Leur âge moyen? Entre 21 ans et 36 ans… comme celui de la clientèle idéale de Gap. Pour l’heure, le studio femme s’active sur la collection été 2010, qui va compter environ 325 références (plus les déclinaisons couleur). Avec un temps de gestation de trois à quatre mois, le rythme est… infernal. « Leur job est plutôt amusant, tempère le patriarche Robinson. Il s’agit de s’intéresser à la musique, à la manière dont les gens de leur âge vivent, s’habillent et de s’en inspirer. Traditionnellement, l’automne raconte la manière dont les jeunes ramènent en ville un mode de vie imprégné de la plage. »

Ex-surfer

Un style côte Ouest que cet ex-surfer connaît bien. Né dans le sud de la Californie, il a 2 ans quand Donald et Doris Fisher ouvrent en 1969 à San Francisco une boutique exclusivement consacrée à la musique et au denim. Ils la baptisent « The Gap », en référence au fossé qui se creuse alors entre les générations. « Etant gosse, j’avais été frappé par la modernité de ces immenses espaces blancs et dépouillés façon galeries d’art. Cela annonçait le mode de vie décontracté d’une époque.
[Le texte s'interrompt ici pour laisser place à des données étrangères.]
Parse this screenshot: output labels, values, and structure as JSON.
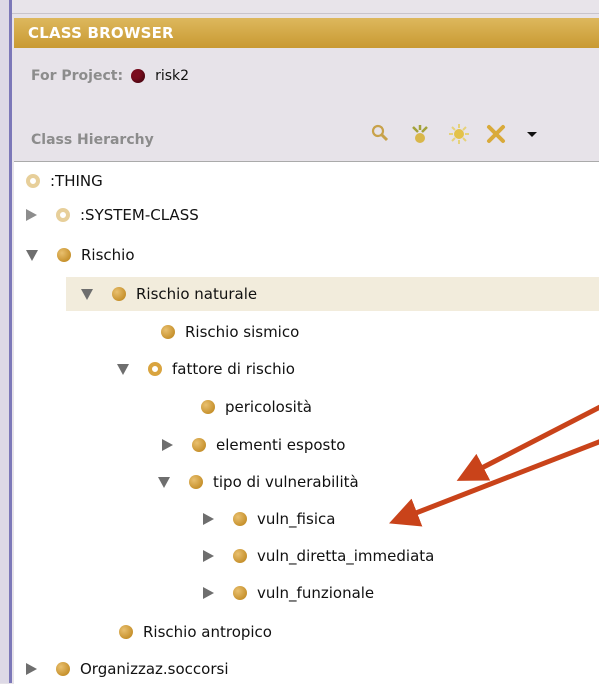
{
  "window": {
    "title": "CLASS BROWSER"
  },
  "project": {
    "label": "For Project:",
    "name": "risk2",
    "icon": "project-icon"
  },
  "hierarchy": {
    "label": "Class Hierarchy"
  },
  "toolbar": {
    "icons": [
      "find-class-icon",
      "create-subclass-icon",
      "create-class-icon",
      "delete-class-icon",
      "menu-dropdown-icon"
    ]
  },
  "tree": {
    "items": [
      {
        "label": ":THING",
        "depth": 0,
        "toggle": "none",
        "icon": "ring-light"
      },
      {
        "label": ":SYSTEM-CLASS",
        "depth": 0,
        "toggle": "right",
        "icon": "ring-light"
      },
      {
        "label": "Rischio",
        "depth": 0,
        "toggle": "down",
        "icon": "solid"
      },
      {
        "label": "Rischio naturale",
        "depth": 1,
        "toggle": "down",
        "icon": "solid",
        "selected": true
      },
      {
        "label": "Rischio sismico",
        "depth": 2,
        "toggle": "none",
        "icon": "solid"
      },
      {
        "label": "fattore di rischio",
        "depth": 2,
        "toggle": "down",
        "icon": "ring"
      },
      {
        "label": "pericolosità",
        "depth": 3,
        "toggle": "none",
        "icon": "solid"
      },
      {
        "label": "elementi esposto",
        "depth": 3,
        "toggle": "right",
        "icon": "solid"
      },
      {
        "label": "tipo di vulnerabilità",
        "depth": 3,
        "toggle": "down",
        "icon": "solid"
      },
      {
        "label": "vuln_fisica",
        "depth": 4,
        "toggle": "right",
        "icon": "solid"
      },
      {
        "label": "vuln_diretta_immediata",
        "depth": 4,
        "toggle": "right",
        "icon": "solid"
      },
      {
        "label": "vuln_funzionale",
        "depth": 4,
        "toggle": "right",
        "icon": "solid"
      },
      {
        "label": "Rischio antropico",
        "depth": 1,
        "toggle": "none",
        "icon": "solid"
      },
      {
        "label": "Organizzaz.soccorsi",
        "depth": 0,
        "toggle": "right",
        "icon": "solid"
      }
    ]
  },
  "colors": {
    "title_bar": "#c99a32",
    "class_icon": "#d9a43f",
    "annotation_arrow": "#c9431a",
    "project_icon": "#7a0c1e"
  }
}
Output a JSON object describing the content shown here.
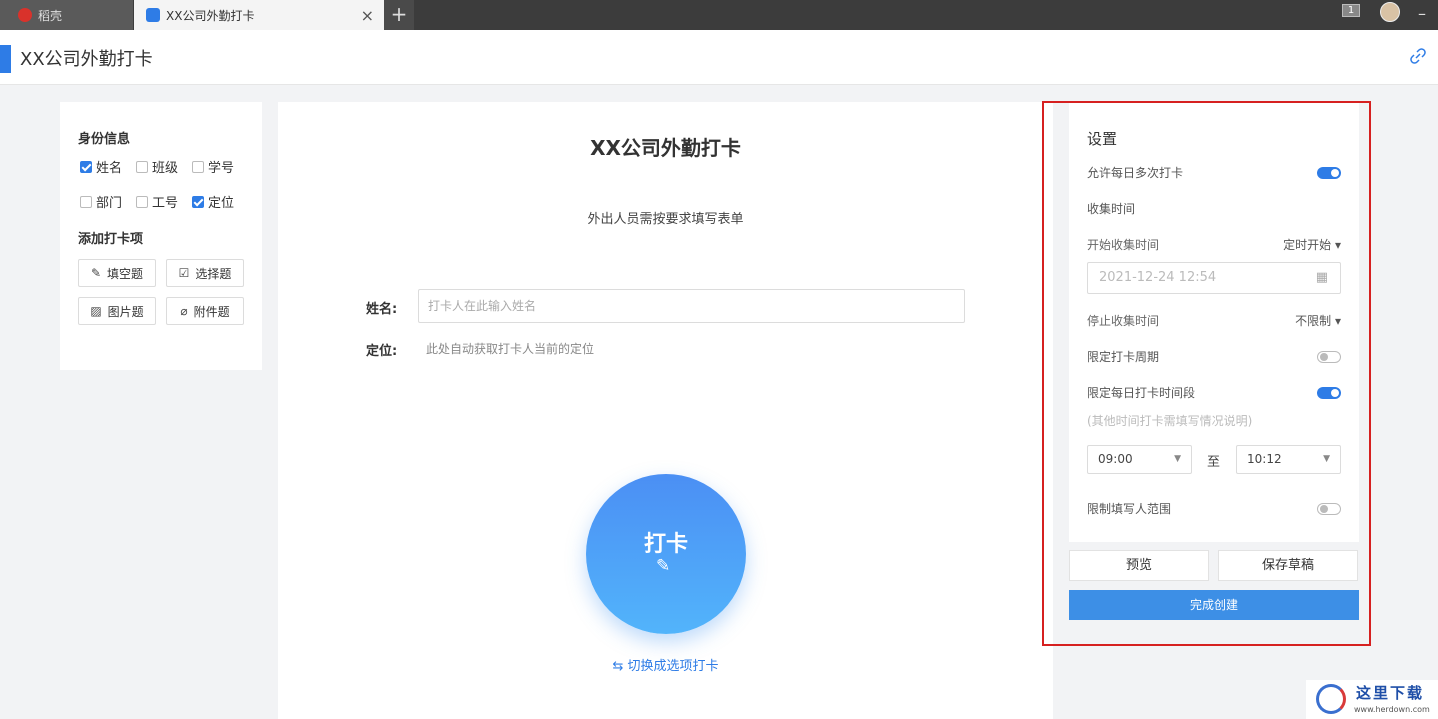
{
  "browser": {
    "tabs": [
      {
        "label": "稻壳"
      },
      {
        "label": "XX公司外勤打卡"
      }
    ],
    "new_tab": "+",
    "close_tab": "×",
    "window_count": "1",
    "minimize": "–"
  },
  "header": {
    "title": "XX公司外勤打卡"
  },
  "left": {
    "identity_title": "身份信息",
    "fields": [
      {
        "label": "姓名",
        "checked": true
      },
      {
        "label": "班级",
        "checked": false
      },
      {
        "label": "学号",
        "checked": false
      },
      {
        "label": "部门",
        "checked": false
      },
      {
        "label": "工号",
        "checked": false
      },
      {
        "label": "定位",
        "checked": true
      }
    ],
    "add_title": "添加打卡项",
    "question_types": [
      {
        "label": "填空题",
        "icon": "pencil-icon"
      },
      {
        "label": "选择题",
        "icon": "checkbox-icon"
      },
      {
        "label": "图片题",
        "icon": "image-icon"
      },
      {
        "label": "附件题",
        "icon": "paperclip-icon"
      }
    ]
  },
  "form": {
    "title": "XX公司外勤打卡",
    "description": "外出人员需按要求填写表单",
    "name_label": "姓名:",
    "name_placeholder": "打卡人在此输入姓名",
    "location_label": "定位:",
    "location_text": "此处自动获取打卡人当前的定位",
    "punch_label": "打卡",
    "switch_link": "切换成选项打卡"
  },
  "settings": {
    "title": "设置",
    "allow_multiple": {
      "label": "允许每日多次打卡",
      "on": true
    },
    "collect_time": "收集时间",
    "start_label": "开始收集时间",
    "start_mode": "定时开始",
    "start_date": "2021-12-24 12:54",
    "stop_label": "停止收集时间",
    "stop_mode": "不限制",
    "limit_period": {
      "label": "限定打卡周期",
      "on": false
    },
    "limit_daily": {
      "label": "限定每日打卡时间段",
      "on": true
    },
    "hint": "(其他时间打卡需填写情况说明)",
    "time_from": "09:00",
    "to_label": "至",
    "time_to": "10:12",
    "limit_range": {
      "label": "限制填写人范围",
      "on": false
    },
    "accent": "#2e7ce6"
  },
  "actions": {
    "preview": "预览",
    "save_draft": "保存草稿",
    "finish": "完成创建"
  },
  "watermark": {
    "title": "这里下载",
    "url": "www.herdown.com"
  }
}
Cette énergie, c’est ce que j’ai envie de retrouver chez Gap », confie-t-il. Sa recette pour y parvenir? Redonner du style aux classiques américains en les frottant à des inspirations plus cosmopolites (tee-shirts en soie, twin-sets chahutés de motifs folks…).

Le denim à l’honneur

Le plus mythique d’entre eux, le denim, a eu droit -anniversaire oblige- à un traitement de faveur. Avec Gap 1969, une édition limitée de pièces phares et d’accessoires (boots Pierre Hardy, casquettes Albertus Swanepoel) présentée fin septembre à Paris chez Merci. L’histoire denim se poursuivra d’ailleurs sur l’été 2010.

La couleur? Au sein du studio, une pièce entière lui est consacrée. On imaginait entrer dans le royaume du beige, blanc, gris. On pénètre dans un kaléidoscope popissime d’environ 2 000 teintes, archivées depuis six années. Même histoire pour les imprimés souvent exclusifs et plébiscités l’été dernier par la plus influente des clientes, Michelle Obama (la First Lady osait un tee-shirt à rayures et un cardigan à fleurs roses lors de sa rencontre avec Nancy Reagan).

Un premier parfum pour le printemps 2010

Mais la ruche Gap a d’autres projets en préparation. Notamment un premier parfum, Closer, attendu en France au printemps 2010. De nouvelles Design Editions, des pièces phares Gap (la chemise blanche, le pantalon Khaki) interprétées par les gagnants du concours organisé par le CFDA (Council of Fashion Designers of America) et le magazine Vogue. Ou en novembre une première collection enfant et bébé dessinée par Stella McCartney… Prudente, la marque montre ainsi qu’en matière d’ego créatif… l’union fait la force.